Femen est un groupe féministe créé en 2008 en Ukraine. Le mouvement est actuellement représenté dans onze pays (Belgique, France, Turquie, Brésil, Allemagne, Espagne, Hollande, Ukraine, Russie, Canada et Maroc), et leur présidente à l’international est Inna Shevchenko.

Les origines :
« La situation dans le pays est difficile, et on a pris dans le gouvernement des gens capables de travailler seize à dix-huit heures par jour et de mener à bien les réformes. Ce n’est pas une affaire de femmes de réaliser des réformes ». Prononcée par le premier ministre ukrainien Mykola Azarov en 2010, cette phrase à l’origine de nombreuses manifestations féministes, représente très bien la ligne politique suivie par le régime ukrainien depuis le début des années 2000 : un gouvernement où les femmes sont très peu représentées.
Dès 2008, trois jeunes ukrainiennes (Anna Hustol, Oskana Chatchko, et Oleksandra Shevchenko) s’indignent de la place réservée aux femmes dans la société. Elles décident alors de créer le mouvement des Femen à Kiev, afin de rassembler les femmes, de militer pour leurs droits, et surtout de mettre fin au tourisme sexuel (individus qui voyagent dans le but d’avoir des relations sexuelles avec la population locale) très présent en Ukraine. Pour le nom de leur mouvement, elles choisissent « femen » qui, contrairement à ce qu’on pourrait penser, ne signifie pas « femmes » mais « cuisses » en latin. Elles créent également un slogan : « Прийшла, роздяглася, перемогла », qui veut dire en français « sors, déshabille toi, et gagne ». Habillées en prostituées durant leurs premières manifestations, ce n’est qu’à partir de 2009 qu’elles innovent et manifestent seins nus.

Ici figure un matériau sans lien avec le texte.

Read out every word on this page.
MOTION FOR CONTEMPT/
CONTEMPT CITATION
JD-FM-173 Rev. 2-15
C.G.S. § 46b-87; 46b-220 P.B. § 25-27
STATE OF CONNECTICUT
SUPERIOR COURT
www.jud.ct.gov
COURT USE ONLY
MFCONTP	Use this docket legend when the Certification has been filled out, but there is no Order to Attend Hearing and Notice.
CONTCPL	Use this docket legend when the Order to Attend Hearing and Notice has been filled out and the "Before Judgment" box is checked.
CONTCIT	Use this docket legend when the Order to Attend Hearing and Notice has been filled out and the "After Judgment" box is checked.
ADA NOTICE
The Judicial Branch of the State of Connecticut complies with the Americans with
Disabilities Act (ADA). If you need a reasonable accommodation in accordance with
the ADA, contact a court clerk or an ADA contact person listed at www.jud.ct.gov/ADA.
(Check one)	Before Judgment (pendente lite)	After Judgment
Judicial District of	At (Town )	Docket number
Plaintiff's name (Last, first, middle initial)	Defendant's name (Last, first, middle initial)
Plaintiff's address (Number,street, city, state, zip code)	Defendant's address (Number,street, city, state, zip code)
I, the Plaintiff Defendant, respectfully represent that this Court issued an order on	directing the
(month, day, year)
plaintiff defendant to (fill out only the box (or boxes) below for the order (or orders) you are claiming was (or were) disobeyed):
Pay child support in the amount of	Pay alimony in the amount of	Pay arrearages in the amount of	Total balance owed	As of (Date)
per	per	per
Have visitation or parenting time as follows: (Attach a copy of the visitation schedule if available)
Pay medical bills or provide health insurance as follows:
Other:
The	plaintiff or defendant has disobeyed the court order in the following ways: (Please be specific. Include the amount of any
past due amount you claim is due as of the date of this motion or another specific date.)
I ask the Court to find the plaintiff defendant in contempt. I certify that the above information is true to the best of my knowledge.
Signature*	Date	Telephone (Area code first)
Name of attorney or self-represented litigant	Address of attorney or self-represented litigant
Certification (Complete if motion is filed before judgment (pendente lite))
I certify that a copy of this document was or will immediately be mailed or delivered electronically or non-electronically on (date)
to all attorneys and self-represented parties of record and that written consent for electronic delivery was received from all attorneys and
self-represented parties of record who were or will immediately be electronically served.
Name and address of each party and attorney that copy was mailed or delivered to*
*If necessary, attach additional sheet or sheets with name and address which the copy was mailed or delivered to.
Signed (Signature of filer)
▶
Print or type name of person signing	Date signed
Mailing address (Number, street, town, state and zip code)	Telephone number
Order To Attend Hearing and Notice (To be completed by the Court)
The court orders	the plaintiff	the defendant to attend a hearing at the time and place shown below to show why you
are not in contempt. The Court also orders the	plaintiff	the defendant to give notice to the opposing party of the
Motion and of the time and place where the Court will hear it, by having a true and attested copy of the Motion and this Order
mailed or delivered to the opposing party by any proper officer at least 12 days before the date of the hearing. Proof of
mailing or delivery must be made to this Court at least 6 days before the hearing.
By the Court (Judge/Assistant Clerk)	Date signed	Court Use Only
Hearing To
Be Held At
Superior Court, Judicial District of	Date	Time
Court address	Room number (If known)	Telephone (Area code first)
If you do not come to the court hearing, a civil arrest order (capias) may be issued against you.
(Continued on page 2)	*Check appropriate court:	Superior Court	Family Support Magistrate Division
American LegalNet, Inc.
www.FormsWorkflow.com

« Mais pourquoi manifester seins nus ? »
C’est la question que la plupart des gens se posent dès que le sujet des Femen est abordé. En effet, pourquoi ne pas faire comme tout le monde et manifester habillé, en affichant ses messages sur une simple pancarte ?
Et bien justement, pour appuyer le fait qu’elles ne sont pas juste féministes mais également sextrémistes. Si si, ce terme existe bel et bien, et il a d’ailleurs été inventé par les Femen elles-mêmes. D’après elles, le sextrémisme est une sexualité féminine qui se rebelle contre le patriarcat, et qui s’exprime par des actions politiques directes extrêmes. Plus simplement, le sextrémisme est un féminisme radical. A l’origine, elles choisissent de dénuder leur poitrine car les seins nus symbolisaient la condition de la femme en Ukraine lors des premières manifestations : pauvres, vulnérables, et à peine propriétaires de leurs corps.
Anna Hutsol déclare : « Avec Femen a été inventée une façon unique de nous exprimer, basée sur la créativité, le courage, l’humour, sans hésiter à choquer ». Selon le mouvement, se montrer nue lors de manifestations est également un moyen de donner une signification à la nudité, qui ne soit plus synonyme de prostitution ou d’exploitation sexuelle. En effet, toutes les fonctions du corps féminin sont sévèrement contrôlées et réglementées par le patriarcat. Or, les Femen affirment, en cassant les conventions sociales, qu’elles ne sont pas un instrument au service d’une société patriarcale, au service de l’homme, mais que leur corps leur appartient. C’est une manière pour elles de récupérer leur corps, et d’en faire une arme au service de leurs convictions.

Nudité politique ou exhibitionnisme ?
En janvier 2019, une Femen est condamnée pour la deuxième fois pour exhibition sexuelle. Certains juges en déduisent donc que le regard que l’on porte sur ces femmes ne peut être autre que sexuel : alors que la Cour d’appel avait considéré que les Femen cherchent avant tout à éveiller la conscience politique du public, la Cour de Cassation, elle, ne voit pas les choses de la même façon : une poitrine nue dans un lieu public est une exhibition sexuelle, point final.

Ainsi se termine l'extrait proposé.